DEAR READER,
I hope some of you learned from the reader letter last week [hyperlink to Week Ten post] and checked your attics! You never know how much wine sits above you, waiting to be uncorked and decanted—on someone else’s dime!
Dear Sommelier Ferdinand,
I have a delicious wine cocktail I had to tell you about! It’s a Appellation Cooler, and I think it’s breathtaking how the basil vermouth provides a savory layer underneath the sweet, dry white wine! Have you ever tried making one of these? -Mariana
Mariana, thank you for writing in. But, I need you sit down for this. Have you heard the rumors about how sausage is made? The mixing together of discarded cow parts—packed into its own meat product? Well, that’s exactly what a cocktail is: the mixing together of various liquid refuse into something sweet or bitter. Essentially, you’re burying your daily pill in a mound of sugar to make it go down easier.
And to even consider mixing wine with mixers, liquors—what have you—is a distressing thought. Get it out of your head, Mariana! In fact, don’t ever think put those two words together, ever again—that alone is dangerous enough.

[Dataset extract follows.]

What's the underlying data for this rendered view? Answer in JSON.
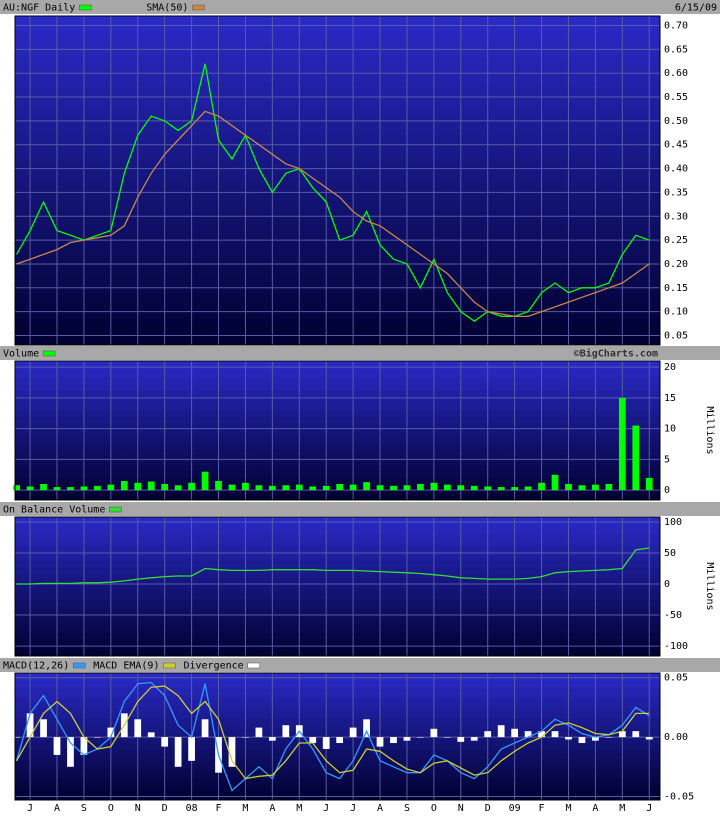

Similarly, it’s in humanity’s best interest to throw away the garnishes. A cucumber slice besides a glass of wine is palatable, but a cucumber slice inside a glass of wine… that is sacrilege. In fact, even less superstitious than “sacrilege”—it is simply a waste of wine. I stress this, perhaps more emphatically than anything expressed on this column: save the wine!
Imagine preserving wine for months, years… taking the hour to assiduously decant… only to mix with vermouth, which was mass-produced in some plastic barrel a five hundred miles away, then marketed with tacky, American South-themed commercials? I shan’t push you further, Mariana, because you have good intentions, after all. Let’s talk alternatives.
Instead, why not save the cocktail ingredients for the next Ladies’ Night? Throw the cucumber slices on a pita with some hummus, or maybe in a vegetable salad. And let the wine occupy its own glass. Treat it like the delicacy it is! That would make your dear Sommelier very happy indeed.